X-2 Distribution
Random Variable X is an independent standard normal distribution variable ~ N (0, 1), that is, E (x) = 0, VAR (x) = 1.
Q1 = X12, Q1 is a chi-square distribution, recorded as, degree of freedom is 1
Q2 = X12 + x22, Q2 is a chi-square distribution, recorded as, degree of freedom is 2
And so on. The figure shows the distribution chart of Chi-square. There are tables available for query, such as P (Q2> 2.41) = 0.3
Pearson's chi-squared test
The square of the difference between the actual observed number o and a certain theoretical number (E, also known as the expected number of times) is then divided by the theoretical number of times, which is a frequency distribution that is very close to one of the sample distributions.
The degree of freedom is the number of irrelevant events.
Just as N is large enough, the two distributions are very consistent with the normal distribution. Here we do not understand that, given by French mathematician Pearson, we believe that they are effective when a tool is provided, to use tools,Used to check the frequency of occurrence.
Example 1: One-dimensional X2 test
It is known that from Monday to Saturday, the customer distribution ratio is 10%, 10%, 15%, 20%, 30%, and 15%, while the observed number of customers is 30, 14, 34, 45, 57, and 20, ask if the ratio is correct under significance level α = 5%.
H0: the ratio is correct; H1: the ratio is incorrect.

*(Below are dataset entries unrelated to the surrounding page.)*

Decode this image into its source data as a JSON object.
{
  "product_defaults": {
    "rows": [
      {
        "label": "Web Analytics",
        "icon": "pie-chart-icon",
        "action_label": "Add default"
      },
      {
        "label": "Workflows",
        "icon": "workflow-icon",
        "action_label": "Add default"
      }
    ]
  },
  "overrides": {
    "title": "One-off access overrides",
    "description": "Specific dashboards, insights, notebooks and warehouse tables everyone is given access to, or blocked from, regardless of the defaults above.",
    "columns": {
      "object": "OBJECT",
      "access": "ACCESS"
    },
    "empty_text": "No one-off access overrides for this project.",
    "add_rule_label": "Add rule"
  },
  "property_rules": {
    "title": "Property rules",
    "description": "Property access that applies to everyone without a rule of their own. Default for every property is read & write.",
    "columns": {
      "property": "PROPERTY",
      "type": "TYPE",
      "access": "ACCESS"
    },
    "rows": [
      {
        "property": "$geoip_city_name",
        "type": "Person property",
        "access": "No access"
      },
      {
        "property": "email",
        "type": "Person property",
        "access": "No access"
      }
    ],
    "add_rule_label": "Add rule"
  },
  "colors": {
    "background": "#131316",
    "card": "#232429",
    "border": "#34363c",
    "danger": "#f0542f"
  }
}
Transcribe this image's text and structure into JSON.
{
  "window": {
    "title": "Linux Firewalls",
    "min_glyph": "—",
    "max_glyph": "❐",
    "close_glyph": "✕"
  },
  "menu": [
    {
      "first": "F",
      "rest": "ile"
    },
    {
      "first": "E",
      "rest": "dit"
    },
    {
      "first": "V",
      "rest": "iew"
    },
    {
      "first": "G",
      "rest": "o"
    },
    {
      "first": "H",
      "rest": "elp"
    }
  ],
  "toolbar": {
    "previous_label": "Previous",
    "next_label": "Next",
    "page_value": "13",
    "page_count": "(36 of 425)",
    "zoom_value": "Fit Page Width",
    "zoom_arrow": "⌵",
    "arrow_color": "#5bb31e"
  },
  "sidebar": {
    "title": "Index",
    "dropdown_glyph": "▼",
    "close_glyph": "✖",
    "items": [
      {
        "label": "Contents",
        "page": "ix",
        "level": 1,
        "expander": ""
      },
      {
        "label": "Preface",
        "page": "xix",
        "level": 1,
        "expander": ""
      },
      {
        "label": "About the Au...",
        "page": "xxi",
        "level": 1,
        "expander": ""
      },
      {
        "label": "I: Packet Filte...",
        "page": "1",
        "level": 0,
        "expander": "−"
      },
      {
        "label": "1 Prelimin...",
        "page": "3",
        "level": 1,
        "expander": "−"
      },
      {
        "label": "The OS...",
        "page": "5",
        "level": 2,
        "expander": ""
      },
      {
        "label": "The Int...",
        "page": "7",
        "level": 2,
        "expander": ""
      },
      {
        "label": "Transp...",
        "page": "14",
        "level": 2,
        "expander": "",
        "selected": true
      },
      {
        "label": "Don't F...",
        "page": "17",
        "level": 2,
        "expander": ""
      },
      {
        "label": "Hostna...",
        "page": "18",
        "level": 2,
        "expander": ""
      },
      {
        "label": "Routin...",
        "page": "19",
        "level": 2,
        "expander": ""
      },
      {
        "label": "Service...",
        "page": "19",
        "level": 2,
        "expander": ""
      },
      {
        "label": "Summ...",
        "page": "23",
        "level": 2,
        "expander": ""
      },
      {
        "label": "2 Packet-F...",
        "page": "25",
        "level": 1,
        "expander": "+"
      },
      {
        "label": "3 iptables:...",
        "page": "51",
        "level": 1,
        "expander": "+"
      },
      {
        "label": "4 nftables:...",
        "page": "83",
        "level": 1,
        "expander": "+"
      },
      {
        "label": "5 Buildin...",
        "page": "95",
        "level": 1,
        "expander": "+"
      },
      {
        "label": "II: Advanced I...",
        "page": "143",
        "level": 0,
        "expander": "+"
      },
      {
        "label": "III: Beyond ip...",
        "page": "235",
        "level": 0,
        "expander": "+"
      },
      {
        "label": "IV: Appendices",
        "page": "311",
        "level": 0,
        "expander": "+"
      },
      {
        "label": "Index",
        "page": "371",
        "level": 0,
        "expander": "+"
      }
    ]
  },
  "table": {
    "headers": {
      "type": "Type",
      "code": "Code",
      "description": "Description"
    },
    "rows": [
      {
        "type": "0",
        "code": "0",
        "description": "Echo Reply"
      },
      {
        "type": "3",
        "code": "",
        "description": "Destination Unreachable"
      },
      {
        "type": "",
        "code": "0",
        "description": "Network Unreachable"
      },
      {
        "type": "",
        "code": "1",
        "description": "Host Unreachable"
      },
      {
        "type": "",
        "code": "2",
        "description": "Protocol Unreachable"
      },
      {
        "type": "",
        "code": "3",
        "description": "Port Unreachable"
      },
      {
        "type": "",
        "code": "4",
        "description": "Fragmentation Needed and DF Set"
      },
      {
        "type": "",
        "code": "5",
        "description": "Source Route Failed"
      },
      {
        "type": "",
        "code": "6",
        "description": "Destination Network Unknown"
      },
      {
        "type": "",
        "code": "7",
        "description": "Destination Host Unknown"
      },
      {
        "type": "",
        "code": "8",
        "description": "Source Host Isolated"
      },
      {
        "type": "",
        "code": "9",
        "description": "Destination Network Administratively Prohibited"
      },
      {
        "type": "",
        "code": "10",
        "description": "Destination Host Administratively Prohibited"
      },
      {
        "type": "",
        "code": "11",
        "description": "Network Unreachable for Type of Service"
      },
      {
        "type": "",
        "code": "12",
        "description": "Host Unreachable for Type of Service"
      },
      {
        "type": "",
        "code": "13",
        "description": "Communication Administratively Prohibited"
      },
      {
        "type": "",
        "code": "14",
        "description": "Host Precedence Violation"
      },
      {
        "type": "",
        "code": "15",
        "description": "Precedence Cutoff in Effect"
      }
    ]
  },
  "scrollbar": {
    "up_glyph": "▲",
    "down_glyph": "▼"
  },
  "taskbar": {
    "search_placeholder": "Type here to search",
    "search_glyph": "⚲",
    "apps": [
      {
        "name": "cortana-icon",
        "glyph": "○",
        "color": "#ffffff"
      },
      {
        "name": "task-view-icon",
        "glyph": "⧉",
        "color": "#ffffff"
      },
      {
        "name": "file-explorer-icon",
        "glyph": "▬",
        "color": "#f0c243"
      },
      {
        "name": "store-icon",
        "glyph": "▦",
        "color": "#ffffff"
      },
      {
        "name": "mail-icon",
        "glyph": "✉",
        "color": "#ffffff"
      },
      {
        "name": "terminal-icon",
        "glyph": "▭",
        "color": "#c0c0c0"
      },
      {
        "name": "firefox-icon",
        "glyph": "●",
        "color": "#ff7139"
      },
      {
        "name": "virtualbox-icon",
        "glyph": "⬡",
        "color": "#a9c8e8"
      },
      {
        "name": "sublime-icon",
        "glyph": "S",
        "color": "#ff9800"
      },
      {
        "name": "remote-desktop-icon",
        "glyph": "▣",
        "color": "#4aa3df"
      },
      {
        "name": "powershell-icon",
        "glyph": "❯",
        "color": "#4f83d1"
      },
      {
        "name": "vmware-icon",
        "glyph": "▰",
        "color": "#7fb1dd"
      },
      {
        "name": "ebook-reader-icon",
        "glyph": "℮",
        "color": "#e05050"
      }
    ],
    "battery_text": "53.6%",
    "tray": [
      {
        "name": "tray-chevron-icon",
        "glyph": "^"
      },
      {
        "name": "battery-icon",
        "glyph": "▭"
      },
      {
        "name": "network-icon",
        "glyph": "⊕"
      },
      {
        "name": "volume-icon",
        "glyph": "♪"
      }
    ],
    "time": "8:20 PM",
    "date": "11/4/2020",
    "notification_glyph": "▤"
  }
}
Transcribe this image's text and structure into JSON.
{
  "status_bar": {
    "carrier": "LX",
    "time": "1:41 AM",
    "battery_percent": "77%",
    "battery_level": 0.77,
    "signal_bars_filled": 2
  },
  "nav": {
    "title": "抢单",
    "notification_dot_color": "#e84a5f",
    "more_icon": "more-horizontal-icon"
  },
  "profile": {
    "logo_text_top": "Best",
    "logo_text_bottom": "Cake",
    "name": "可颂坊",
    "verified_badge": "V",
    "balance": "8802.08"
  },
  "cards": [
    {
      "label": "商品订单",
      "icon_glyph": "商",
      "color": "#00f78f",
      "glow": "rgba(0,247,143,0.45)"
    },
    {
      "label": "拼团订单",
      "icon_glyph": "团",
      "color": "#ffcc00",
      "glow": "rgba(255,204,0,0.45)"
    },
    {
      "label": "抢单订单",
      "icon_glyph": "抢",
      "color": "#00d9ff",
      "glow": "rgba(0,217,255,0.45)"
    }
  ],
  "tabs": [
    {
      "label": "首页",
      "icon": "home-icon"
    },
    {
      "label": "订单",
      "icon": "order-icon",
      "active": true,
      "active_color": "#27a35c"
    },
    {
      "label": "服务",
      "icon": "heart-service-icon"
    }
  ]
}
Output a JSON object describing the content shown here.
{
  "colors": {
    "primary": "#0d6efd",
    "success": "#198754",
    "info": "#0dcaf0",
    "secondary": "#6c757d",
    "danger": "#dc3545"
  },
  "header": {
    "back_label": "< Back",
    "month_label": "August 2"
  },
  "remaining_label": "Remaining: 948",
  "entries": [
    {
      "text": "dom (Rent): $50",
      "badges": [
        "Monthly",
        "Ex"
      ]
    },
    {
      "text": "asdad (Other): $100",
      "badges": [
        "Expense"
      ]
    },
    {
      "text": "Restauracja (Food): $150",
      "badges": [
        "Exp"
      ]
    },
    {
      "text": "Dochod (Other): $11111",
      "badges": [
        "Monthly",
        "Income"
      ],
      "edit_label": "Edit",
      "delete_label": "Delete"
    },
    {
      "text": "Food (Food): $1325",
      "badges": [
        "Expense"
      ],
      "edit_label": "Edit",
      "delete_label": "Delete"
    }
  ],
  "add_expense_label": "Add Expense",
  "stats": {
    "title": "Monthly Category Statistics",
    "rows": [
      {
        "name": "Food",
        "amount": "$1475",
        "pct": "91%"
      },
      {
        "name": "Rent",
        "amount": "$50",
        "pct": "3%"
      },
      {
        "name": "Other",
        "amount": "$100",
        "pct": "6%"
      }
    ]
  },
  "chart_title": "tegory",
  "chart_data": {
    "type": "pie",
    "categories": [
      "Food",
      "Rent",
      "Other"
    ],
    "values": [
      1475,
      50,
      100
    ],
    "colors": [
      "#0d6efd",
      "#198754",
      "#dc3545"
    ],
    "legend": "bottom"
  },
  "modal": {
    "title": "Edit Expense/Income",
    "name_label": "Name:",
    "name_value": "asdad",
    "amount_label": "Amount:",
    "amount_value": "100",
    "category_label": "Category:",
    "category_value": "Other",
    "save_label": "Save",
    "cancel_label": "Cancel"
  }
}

The number of degrees of freedom is six, but the number of degrees of freedom is n-1 = 5. As long as you know five, 6th parameters can be calculated. Query the X-table. For rows with degrees of freedom 5, if α = 5%, X-C2 = 11.07. The calculated value is more extreme than the queried value. All rows reject the distribution ratio H0.
Example 2: Two-Dimensional join table X2 test
The test may be performed in a two-dimensional table. For example, if the customer has divided the two men and women, since the last row and the last column can be obtained from other information, it is not an independent variable and the degree of freedom is m-1) (n-1 ). The join table also becomes the contingency table. The following example shows whether herbs are valid at significance level α = 10% during a season of onset.
Based on the above information, we will add:
H0: Herb do nothing; H1: herbs do something
2 rows and 3 columns, degrees of freedom (2-1) (3-1) = 2, query chi table, α = 5% when x c2 = 4.5, we cannot reject H0, that is, herbs cannot be considered as useful.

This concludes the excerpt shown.